Thank you, Mr. Duncan, for saying clearly in your Time interview what needed to be said:
1) Lengthen time in school: You point out that many high performing schools have longer school days and Saturday classes, and many students do not have a home environment conducive to afterschool productivity. You highlight that our economic competitors India and China are going to school 25% to 30% more than we are.
2) Charter schools: You espouse choice, rigorous competition for entry, and greater accountability. Importantly, you stress that charter schools should be spared the morass of education bureaucracy. From the United Nations to the local school district, bureaucracy can stymie the legions with nothing but the best intentions.

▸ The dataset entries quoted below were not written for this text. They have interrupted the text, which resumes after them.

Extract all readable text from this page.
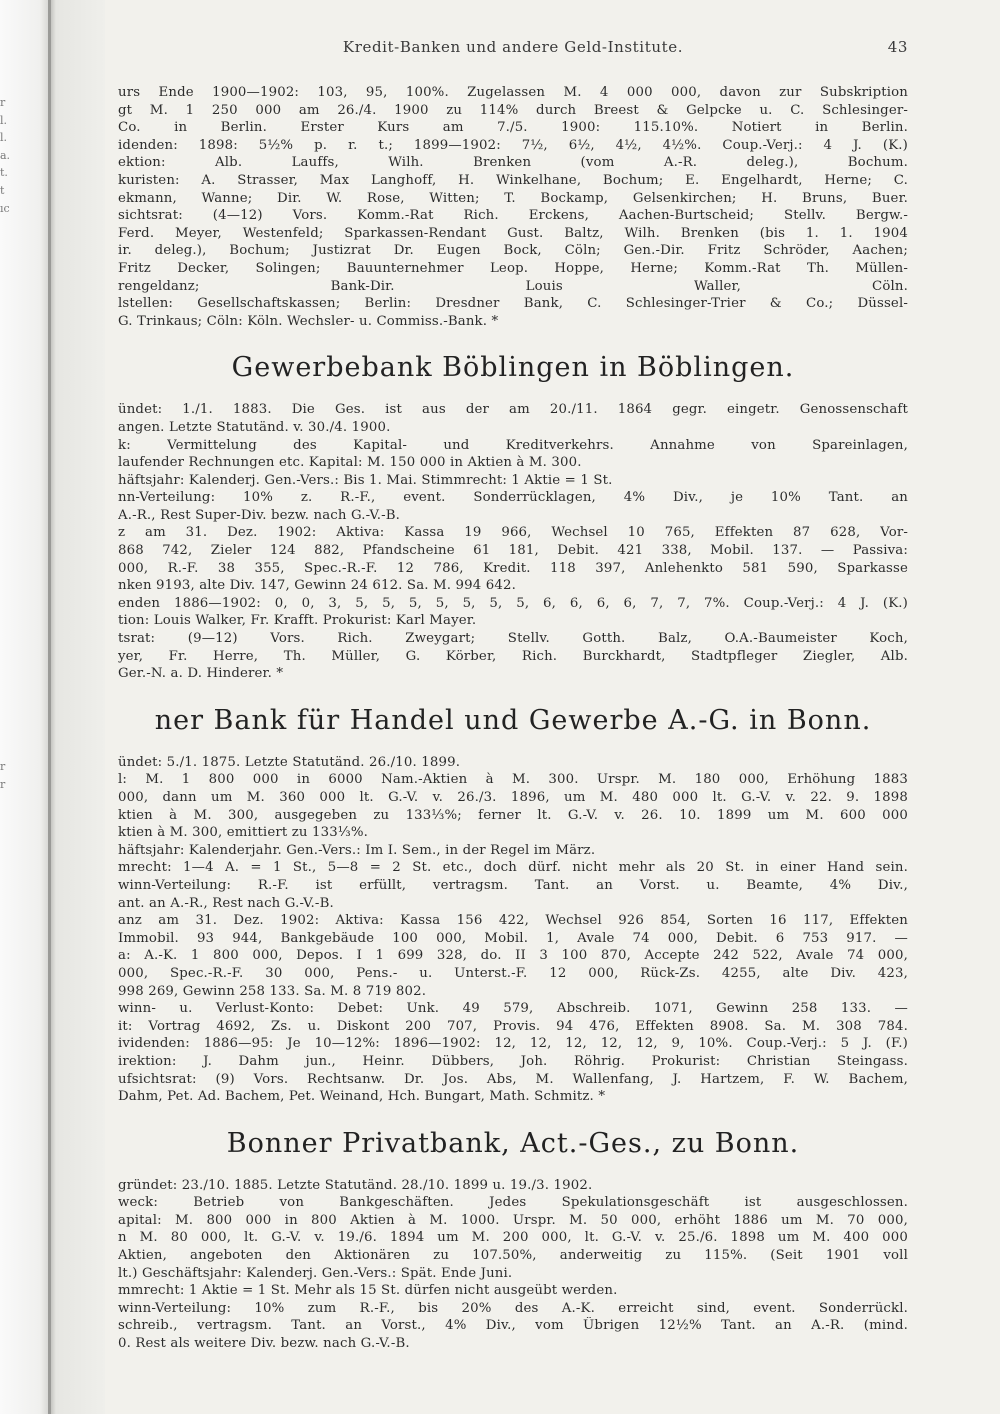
r
l.
l.
a.
t.
t
ıc
r
r
Kredit-Banken und andere Geld-Institute.	43
urs Ende 1900—1902: 103, 95, 100%. Zugelassen M. 4 000 000, davon zur Subskription
gt M. 1 250 000 am 26./4. 1900 zu 114% durch Breest & Gelpcke u. C. Schlesinger-
Co. in Berlin. Erster Kurs am 7./5. 1900: 115.10%. Notiert in Berlin.
idenden: 1898: 5½% p. r. t.; 1899—1902: 7½, 6½, 4½, 4½%. Coup.-Verj.: 4 J. (K.)
ektion: Alb. Lauffs, Wilh. Brenken (vom A.-R. deleg.), Bochum.
kuristen: A. Strasser, Max Langhoff, H. Winkelhane, Bochum; E. Engelhardt, Herne; C.
ekmann, Wanne; Dir. W. Rose, Witten; T. Bockamp, Gelsenkirchen; H. Bruns, Buer.
sichtsrat: (4—12) Vors. Komm.-Rat Rich. Erckens, Aachen-Burtscheid; Stellv. Bergw.-
Ferd. Meyer, Westenfeld; Sparkassen-Rendant Gust. Baltz, Wilh. Brenken (bis 1. 1. 1904
ir. deleg.), Bochum; Justizrat Dr. Eugen Bock, Cöln; Gen.-Dir. Fritz Schröder, Aachen;
Fritz Decker, Solingen; Bauunternehmer Leop. Hoppe, Herne; Komm.-Rat Th. Müllen-
rengeldanz; Bank-Dir. Louis Waller, Cöln.
lstellen: Gesellschaftskassen; Berlin: Dresdner Bank, C. Schlesinger-Trier & Co.; Düssel-
G. Trinkaus; Cöln: Köln. Wechsler- u. Commiss.-Bank. *
Gewerbebank Böblingen in Böblingen.
ündet: 1./1. 1883. Die Ges. ist aus der am 20./11. 1864 gegr. eingetr. Genossenschaft
angen. Letzte Statutänd. v. 30./4. 1900.
k: Vermittelung des Kapital- und Kreditverkehrs. Annahme von Spareinlagen,
laufender Rechnungen etc. Kapital: M. 150 000 in Aktien à M. 300.
häftsjahr: Kalenderj. Gen.-Vers.: Bis 1. Mai. Stimmrecht: 1 Aktie = 1 St.
nn-Verteilung: 10% z. R.-F., event. Sonderrücklagen, 4% Div., je 10% Tant. an
A.-R., Rest Super-Div. bezw. nach G.-V.-B.
z am 31. Dez. 1902: Aktiva: Kassa 19 966, Wechsel 10 765, Effekten 87 628, Vor-
868 742, Zieler 124 882, Pfandscheine 61 181, Debit. 421 338, Mobil. 137. — Passiva:
000, R.-F. 38 355, Spec.-R.-F. 12 786, Kredit. 118 397, Anlehenkto 581 590, Sparkasse
nken 9193, alte Div. 147, Gewinn 24 612. Sa. M. 994 642.
enden 1886—1902: 0, 0, 3, 5, 5, 5, 5, 5, 5, 5, 6, 6, 6, 6, 7, 7, 7%. Coup.-Verj.: 4 J. (K.)
tion: Louis Walker, Fr. Krafft. Prokurist: Karl Mayer.
tsrat: (9—12) Vors. Rich. Zweygart; Stellv. Gotth. Balz, O.A.-Baumeister Koch,
yer, Fr. Herre, Th. Müller, G. Körber, Rich. Burckhardt, Stadtpfleger Ziegler, Alb.
Ger.-N. a. D. Hinderer. *
ner Bank für Handel und Gewerbe A.-G. in Bonn.
ündet: 5./1. 1875. Letzte Statutänd. 26./10. 1899.
l: M. 1 800 000 in 6000 Nam.-Aktien à M. 300. Urspr. M. 180 000, Erhöhung 1883
000, dann um M. 360 000 lt. G.-V. v. 26./3. 1896, um M. 480 000 lt. G.-V. v. 22. 9. 1898
ktien à M. 300, ausgegeben zu 133⅓%; ferner lt. G.-V. v. 26. 10. 1899 um M. 600 000
ktien à M. 300, emittiert zu 133⅓%.
häftsjahr: Kalenderjahr. Gen.-Vers.: Im I. Sem., in der Regel im März.
mrecht: 1—4 A. = 1 St., 5—8 = 2 St. etc., doch dürf. nicht mehr als 20 St. in einer Hand sein.
winn-Verteilung: R.-F. ist erfüllt, vertragsm. Tant. an Vorst. u. Beamte, 4% Div.,
ant. an A.-R., Rest nach G.-V.-B.
anz am 31. Dez. 1902: Aktiva: Kassa 156 422, Wechsel 926 854, Sorten 16 117, Effekten
Immobil. 93 944, Bankgebäude 100 000, Mobil. 1, Avale 74 000, Debit. 6 753 917. —
a: A.-K. 1 800 000, Depos. I 1 699 328, do. II 3 100 870, Accepte 242 522, Avale 74 000,
000, Spec.-R.-F. 30 000, Pens.- u. Unterst.-F. 12 000, Rück-Zs. 4255, alte Div. 423,
998 269, Gewinn 258 133. Sa. M. 8 719 802.
winn- u. Verlust-Konto: Debet: Unk. 49 579, Abschreib. 1071, Gewinn 258 133. —
it: Vortrag 4692, Zs. u. Diskont 200 707, Provis. 94 476, Effekten 8908. Sa. M. 308 784.
ividenden: 1886—95: Je 10—12%: 1896—1902: 12, 12, 12, 12, 12, 9, 10%. Coup.-Verj.: 5 J. (F.)
irektion: J. Dahm jun., Heinr. Dübbers, Joh. Röhrig. Prokurist: Christian Steingass.
ufsichtsrat: (9) Vors. Rechtsanw. Dr. Jos. Abs, M. Wallenfang, J. Hartzem, F. W. Bachem,
Dahm, Pet. Ad. Bachem, Pet. Weinand, Hch. Bungart, Math. Schmitz. *
Bonner Privatbank, Act.-Ges., zu Bonn.
gründet: 23./10. 1885. Letzte Statutänd. 28./10. 1899 u. 19./3. 1902.
weck: Betrieb von Bankgeschäften. Jedes Spekulationsgeschäft ist ausgeschlossen.
apital: M. 800 000 in 800 Aktien à M. 1000. Urspr. M. 50 000, erhöht 1886 um M. 70 000,
n M. 80 000, lt. G.-V. v. 19./6. 1894 um M. 200 000, lt. G.-V. v. 25./6. 1898 um M. 400 000
Aktien, angeboten den Aktionären zu 107.50%, anderweitig zu 115%. (Seit 1901 voll
lt.) Geschäftsjahr: Kalenderj. Gen.-Vers.: Spät. Ende Juni.
mmrecht: 1 Aktie = 1 St. Mehr als 15 St. dürfen nicht ausgeübt werden.
winn-Verteilung: 10% zum R.-F., bis 20% des A.-K. erreicht sind, event. Sonderrückl.
schreib., vertragsm. Tant. an Vorst., 4% Div., vom Übrigen 12½% Tant. an A.-R. (mind.
0. Rest als weitere Div. bezw. nach G.-V.-B.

3) No Child Left Behind: 50 different states, 50 different standards. Why not set a common bar, and give every district the freedom to achieve it how they deem best? Delightful.

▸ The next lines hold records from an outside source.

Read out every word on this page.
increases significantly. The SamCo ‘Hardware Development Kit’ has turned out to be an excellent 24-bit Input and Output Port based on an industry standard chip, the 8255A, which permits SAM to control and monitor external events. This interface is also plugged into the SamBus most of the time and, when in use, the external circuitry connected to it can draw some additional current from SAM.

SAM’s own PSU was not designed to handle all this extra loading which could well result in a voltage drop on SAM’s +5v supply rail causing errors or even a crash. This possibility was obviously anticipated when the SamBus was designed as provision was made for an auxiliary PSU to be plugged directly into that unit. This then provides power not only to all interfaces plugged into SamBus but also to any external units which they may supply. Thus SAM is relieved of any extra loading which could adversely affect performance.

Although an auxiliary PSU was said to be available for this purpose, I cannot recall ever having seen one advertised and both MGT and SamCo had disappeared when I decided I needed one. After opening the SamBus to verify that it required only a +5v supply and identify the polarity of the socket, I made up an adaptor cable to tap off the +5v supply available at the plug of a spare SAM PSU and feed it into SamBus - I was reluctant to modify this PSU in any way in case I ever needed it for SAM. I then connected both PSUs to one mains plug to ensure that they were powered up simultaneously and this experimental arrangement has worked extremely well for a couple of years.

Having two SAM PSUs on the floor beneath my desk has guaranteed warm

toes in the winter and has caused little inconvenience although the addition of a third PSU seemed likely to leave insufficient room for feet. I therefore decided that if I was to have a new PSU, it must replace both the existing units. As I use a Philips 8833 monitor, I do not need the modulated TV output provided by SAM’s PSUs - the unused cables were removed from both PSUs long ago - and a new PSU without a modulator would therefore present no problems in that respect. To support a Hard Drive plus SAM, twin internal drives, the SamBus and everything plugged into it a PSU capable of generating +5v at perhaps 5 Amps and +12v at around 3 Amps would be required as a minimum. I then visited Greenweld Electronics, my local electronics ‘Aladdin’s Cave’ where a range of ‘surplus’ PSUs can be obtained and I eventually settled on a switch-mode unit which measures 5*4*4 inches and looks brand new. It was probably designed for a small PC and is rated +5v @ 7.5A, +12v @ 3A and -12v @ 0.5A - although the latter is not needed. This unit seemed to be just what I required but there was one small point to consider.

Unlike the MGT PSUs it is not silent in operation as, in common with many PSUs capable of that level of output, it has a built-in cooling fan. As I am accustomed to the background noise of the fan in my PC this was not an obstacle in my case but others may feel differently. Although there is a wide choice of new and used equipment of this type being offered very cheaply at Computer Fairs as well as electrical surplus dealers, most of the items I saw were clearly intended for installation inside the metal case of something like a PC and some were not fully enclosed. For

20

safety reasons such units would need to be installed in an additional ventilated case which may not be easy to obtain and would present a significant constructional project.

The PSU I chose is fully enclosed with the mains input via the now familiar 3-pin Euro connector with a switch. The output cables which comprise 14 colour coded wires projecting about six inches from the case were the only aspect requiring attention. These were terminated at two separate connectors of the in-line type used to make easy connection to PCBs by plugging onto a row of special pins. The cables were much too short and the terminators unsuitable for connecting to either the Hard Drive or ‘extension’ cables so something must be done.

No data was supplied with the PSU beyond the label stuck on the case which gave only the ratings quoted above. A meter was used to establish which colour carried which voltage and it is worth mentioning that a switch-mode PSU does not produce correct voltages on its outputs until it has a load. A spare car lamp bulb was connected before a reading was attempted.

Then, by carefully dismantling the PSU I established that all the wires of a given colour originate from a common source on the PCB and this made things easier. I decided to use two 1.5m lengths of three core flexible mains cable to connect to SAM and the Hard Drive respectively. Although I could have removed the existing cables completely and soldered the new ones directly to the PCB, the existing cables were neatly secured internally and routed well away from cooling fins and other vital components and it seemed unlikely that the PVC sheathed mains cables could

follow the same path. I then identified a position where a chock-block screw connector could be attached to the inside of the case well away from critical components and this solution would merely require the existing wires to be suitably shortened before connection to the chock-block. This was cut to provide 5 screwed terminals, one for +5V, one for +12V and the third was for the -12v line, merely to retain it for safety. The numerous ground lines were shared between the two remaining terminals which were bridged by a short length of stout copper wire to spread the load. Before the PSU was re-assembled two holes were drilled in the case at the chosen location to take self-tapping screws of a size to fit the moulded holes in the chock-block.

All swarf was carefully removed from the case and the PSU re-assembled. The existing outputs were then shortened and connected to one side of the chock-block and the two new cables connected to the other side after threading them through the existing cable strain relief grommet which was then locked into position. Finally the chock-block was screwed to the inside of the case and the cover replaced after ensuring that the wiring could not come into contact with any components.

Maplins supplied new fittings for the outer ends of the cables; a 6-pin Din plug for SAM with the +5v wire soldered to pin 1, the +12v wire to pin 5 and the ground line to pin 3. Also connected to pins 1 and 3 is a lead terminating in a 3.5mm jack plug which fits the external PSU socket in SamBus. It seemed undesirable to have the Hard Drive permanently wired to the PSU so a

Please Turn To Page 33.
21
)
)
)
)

4) Tenure: You dodged this a bit. Remind me again why primary and secondary school teachers have tenure? We need to have a national discussion on how tenure improves student achievement. Why should high-performing excellent teachers get booted just because someone lower performing has been around longer? Sure, New Hampshire’s Teacher of the Year is an extreme case, even a fluke perhaps. But let this be a lesson to us that performance and authentic student growth matters the most and should trump the number of years someone has been in the district.
Mr. Duncan, I may not agree with you on everything, but I find your interview ideas compelling. The time for innovation and movement is now. Here’s to hoping your smart interview translates into bold leadership.
Readers: ‘Thanks’ or ‘No Thanks’ to Mr. Duncan’s ideas?